I think that the Govan by-election represented an even greater personal victory for me than it did for the party as though Govan may have returned to the Labour fold at the 1992 General Election I never looked back gaining confidence first in the field of community theatre and then on to Govan writers group and eventually the venue where I now compare Words and Music and refer to as the poetry family home. It can’t be anywhere else but Sammy Dow’s
It was no coincidence that I had my most suicidal thoughts during my teens & twenties. This is not just because Margaret Thatcher ruled my country though some may claim this could be used as mitigating circumstances. However even if you remove Thatcher from the scenario this is the age when most people think about taking this drastic action.

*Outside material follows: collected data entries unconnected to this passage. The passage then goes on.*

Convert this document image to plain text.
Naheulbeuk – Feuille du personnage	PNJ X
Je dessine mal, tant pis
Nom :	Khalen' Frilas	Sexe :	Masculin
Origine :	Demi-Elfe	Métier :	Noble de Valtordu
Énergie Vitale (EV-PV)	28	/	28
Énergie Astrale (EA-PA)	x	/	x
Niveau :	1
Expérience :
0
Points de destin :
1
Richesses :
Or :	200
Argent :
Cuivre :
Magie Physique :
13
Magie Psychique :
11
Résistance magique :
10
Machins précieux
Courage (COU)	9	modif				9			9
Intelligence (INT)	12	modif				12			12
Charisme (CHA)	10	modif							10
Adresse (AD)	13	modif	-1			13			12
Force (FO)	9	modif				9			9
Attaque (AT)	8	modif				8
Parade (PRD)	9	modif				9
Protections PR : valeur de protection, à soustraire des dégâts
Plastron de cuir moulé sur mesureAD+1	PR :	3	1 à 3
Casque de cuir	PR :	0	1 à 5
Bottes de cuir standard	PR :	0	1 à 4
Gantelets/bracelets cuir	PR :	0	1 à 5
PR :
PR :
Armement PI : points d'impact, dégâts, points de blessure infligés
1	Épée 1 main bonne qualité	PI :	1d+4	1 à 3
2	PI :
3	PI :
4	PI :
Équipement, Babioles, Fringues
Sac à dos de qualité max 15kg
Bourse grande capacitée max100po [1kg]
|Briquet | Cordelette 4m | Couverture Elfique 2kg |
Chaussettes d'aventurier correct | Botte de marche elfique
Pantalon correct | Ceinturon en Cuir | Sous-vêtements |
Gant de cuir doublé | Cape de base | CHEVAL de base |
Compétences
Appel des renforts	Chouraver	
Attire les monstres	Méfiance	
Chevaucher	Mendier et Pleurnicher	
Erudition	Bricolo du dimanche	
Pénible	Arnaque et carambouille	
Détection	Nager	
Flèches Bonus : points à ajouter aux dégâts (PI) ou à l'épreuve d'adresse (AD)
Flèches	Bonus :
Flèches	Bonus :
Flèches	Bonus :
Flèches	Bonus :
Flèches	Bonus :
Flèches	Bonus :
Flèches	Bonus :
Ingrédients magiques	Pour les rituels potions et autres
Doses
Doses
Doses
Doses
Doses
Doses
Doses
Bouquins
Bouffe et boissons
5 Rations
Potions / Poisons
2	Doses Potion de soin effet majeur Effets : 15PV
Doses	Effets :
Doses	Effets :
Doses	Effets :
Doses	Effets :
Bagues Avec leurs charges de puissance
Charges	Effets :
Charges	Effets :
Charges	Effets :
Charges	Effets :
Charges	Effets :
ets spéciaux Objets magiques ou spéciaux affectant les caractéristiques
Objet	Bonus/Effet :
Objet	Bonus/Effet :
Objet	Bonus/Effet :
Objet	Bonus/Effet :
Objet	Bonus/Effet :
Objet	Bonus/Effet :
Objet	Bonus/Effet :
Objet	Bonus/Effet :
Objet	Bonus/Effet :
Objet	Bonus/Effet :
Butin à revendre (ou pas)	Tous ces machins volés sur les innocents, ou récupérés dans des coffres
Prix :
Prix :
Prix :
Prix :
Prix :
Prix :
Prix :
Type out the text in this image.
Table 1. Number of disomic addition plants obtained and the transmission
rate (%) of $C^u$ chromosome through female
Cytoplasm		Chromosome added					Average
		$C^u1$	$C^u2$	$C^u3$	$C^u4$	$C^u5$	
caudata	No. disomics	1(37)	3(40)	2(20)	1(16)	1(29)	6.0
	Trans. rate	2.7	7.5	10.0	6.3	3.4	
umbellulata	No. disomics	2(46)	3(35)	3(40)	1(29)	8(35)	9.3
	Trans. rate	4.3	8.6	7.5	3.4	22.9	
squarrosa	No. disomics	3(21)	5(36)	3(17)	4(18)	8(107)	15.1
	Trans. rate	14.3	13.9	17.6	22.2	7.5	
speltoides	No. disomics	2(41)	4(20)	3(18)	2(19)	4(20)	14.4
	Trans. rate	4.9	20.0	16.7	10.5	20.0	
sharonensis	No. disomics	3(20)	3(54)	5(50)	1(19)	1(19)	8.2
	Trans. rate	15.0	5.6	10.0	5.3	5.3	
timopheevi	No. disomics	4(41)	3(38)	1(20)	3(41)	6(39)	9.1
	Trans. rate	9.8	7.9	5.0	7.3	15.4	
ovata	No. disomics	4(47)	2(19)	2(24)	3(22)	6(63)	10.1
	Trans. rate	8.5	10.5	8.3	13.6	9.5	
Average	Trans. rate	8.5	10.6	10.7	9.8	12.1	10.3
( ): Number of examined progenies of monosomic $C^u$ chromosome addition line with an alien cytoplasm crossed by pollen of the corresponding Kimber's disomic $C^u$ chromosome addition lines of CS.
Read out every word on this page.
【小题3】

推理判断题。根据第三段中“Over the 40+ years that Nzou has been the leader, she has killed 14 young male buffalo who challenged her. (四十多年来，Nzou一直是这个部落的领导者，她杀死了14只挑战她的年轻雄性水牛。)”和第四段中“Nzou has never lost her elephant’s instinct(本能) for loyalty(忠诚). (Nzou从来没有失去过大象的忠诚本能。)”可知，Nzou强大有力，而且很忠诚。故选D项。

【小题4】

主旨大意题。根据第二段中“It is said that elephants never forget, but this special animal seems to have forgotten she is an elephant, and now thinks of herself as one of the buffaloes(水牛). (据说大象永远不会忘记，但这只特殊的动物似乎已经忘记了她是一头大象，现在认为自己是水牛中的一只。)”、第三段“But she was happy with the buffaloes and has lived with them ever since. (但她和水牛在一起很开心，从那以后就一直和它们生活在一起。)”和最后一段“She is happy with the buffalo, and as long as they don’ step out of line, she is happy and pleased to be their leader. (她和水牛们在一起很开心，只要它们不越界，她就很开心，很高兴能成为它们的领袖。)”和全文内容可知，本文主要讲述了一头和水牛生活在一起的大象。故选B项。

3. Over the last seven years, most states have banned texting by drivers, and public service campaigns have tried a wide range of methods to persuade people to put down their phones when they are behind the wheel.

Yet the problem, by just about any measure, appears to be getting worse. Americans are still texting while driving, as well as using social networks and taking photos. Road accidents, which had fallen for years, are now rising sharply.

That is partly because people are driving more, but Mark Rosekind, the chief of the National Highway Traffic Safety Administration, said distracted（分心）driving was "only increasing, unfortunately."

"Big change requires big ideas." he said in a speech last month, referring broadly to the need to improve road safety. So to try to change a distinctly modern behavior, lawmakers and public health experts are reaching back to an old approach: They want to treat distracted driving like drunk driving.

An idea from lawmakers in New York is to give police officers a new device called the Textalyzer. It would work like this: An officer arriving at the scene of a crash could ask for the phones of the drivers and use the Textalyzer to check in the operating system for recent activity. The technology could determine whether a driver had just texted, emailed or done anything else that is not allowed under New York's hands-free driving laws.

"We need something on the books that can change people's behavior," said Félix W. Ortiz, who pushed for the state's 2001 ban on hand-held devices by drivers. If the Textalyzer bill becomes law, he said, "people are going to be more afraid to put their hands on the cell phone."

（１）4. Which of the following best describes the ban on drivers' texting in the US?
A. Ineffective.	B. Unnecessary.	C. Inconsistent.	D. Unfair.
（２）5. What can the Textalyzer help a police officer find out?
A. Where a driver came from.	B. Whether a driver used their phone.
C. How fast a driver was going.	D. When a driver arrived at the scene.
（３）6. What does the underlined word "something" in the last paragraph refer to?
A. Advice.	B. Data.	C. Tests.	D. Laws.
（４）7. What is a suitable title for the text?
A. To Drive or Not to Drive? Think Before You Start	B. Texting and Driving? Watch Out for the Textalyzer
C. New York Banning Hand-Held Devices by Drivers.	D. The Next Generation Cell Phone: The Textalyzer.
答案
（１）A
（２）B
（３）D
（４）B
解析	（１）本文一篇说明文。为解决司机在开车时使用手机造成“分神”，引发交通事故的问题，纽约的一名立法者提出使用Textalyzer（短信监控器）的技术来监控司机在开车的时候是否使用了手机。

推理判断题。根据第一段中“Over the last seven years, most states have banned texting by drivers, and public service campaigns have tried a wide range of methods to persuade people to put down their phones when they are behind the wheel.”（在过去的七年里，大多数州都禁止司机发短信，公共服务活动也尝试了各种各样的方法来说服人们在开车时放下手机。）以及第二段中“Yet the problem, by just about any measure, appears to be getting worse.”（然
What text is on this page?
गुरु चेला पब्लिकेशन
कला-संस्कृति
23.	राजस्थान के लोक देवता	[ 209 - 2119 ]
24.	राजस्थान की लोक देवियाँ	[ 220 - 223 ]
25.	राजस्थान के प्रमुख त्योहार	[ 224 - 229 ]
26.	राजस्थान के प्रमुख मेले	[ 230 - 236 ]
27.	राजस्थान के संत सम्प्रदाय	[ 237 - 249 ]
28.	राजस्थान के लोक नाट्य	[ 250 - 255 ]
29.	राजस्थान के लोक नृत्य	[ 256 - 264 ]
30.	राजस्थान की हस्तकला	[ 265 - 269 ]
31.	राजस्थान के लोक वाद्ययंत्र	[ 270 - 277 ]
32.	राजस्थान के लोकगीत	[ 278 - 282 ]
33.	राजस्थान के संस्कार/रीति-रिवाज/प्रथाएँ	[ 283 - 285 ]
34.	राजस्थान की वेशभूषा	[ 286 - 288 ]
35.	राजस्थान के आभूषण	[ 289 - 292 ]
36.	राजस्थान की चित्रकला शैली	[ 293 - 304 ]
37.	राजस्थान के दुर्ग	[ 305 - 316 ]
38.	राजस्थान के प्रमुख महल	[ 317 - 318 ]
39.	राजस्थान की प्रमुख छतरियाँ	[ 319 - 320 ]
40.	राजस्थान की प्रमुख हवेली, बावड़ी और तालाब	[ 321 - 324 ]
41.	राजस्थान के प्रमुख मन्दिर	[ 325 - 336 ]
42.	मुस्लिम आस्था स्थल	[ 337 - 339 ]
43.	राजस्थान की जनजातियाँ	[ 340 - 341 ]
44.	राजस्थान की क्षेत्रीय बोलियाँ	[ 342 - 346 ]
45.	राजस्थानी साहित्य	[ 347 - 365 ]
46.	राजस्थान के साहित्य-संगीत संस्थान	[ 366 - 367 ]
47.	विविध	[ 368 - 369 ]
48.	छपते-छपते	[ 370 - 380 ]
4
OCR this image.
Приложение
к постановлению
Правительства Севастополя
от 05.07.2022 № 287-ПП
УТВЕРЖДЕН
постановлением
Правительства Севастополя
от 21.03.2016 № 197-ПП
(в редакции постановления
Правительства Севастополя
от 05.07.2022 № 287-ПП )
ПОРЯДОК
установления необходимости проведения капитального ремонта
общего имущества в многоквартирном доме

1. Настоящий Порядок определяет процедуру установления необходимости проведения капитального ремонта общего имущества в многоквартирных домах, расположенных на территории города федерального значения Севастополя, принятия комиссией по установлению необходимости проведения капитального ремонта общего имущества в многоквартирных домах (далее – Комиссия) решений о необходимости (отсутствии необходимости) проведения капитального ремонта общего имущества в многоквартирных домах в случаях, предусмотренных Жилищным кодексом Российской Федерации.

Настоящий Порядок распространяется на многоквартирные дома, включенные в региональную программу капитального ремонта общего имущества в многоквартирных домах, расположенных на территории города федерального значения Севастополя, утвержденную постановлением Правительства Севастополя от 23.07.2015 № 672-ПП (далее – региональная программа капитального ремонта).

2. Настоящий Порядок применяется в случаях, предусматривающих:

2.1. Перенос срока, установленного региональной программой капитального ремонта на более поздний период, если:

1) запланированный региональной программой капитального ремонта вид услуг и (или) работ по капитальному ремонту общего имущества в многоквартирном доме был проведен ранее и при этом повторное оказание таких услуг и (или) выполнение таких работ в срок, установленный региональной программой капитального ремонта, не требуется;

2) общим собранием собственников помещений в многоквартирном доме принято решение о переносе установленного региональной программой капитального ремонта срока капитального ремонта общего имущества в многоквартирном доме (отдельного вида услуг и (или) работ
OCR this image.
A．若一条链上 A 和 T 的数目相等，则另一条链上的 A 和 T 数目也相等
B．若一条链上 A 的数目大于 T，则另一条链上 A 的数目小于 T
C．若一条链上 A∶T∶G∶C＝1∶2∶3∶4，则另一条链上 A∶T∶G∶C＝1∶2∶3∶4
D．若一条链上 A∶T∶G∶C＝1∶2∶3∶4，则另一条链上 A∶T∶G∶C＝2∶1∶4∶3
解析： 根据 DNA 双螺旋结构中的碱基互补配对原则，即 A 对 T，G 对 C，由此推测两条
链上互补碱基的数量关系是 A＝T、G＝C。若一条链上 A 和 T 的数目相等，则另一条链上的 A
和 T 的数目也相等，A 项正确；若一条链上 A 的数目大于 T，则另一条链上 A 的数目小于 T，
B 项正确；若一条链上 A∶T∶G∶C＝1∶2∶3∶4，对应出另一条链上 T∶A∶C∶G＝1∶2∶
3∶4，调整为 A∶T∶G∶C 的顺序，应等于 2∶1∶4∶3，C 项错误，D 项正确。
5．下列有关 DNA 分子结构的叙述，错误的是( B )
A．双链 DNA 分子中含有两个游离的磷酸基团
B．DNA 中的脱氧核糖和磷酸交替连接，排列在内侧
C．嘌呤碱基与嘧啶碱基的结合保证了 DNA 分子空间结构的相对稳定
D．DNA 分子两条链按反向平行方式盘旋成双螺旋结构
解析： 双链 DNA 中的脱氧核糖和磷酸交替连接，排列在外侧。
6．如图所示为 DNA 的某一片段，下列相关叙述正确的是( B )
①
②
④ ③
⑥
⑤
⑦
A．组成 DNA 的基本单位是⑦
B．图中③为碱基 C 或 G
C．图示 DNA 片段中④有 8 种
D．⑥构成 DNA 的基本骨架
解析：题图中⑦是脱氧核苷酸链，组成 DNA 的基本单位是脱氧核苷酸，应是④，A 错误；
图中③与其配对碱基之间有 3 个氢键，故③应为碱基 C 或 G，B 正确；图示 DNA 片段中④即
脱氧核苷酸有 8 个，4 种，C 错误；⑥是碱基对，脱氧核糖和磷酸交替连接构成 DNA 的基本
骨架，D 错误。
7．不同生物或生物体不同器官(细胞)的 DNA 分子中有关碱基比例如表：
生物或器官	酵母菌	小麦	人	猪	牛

Looking back at these times I’m so glad I survived the storm to fight another day. When I look it what I’ve achieved in the last 2 decades I can’t help but feel a degree of satisfaction. Not only have I gained a good honours degree from a top quality university, I have changed and shaped attitudes during my years as a trainer on disability issues made people laugh as I tried my hand at comedy, gained a growing reputation as a poet whose work is equally effective performed or on the page, read my poetry for 8 successive years at the Edinburgh fringe and finally start to live the life I wanted after coming out as a TS Woman at the end of 2008.
Not a bad list I think you’ll agree and a list which could never have happened if I had taken the decision to end of my life in the bleak years of the 1980’s. So my message to the world is I have achieved much, but have much more still to do. My priorities are to get a collection or collections of my poems published. To campaign for equal marriage for all so that should I find some hunky man I want to marry I will be free to do so. To secure the Independence of my country and also to be an effective mother figure to those need my love support and most of all respect.
Doubtless there will be other things I need to do which I haven’t thought to put on this list, however one thing I do know is that Life is too important not to play it your way and I believe that your darkest hour has the potential to be the defining moment of your life. What do I mean? well its only when you find yourself at your lowest point that you can start your journey to acceptance.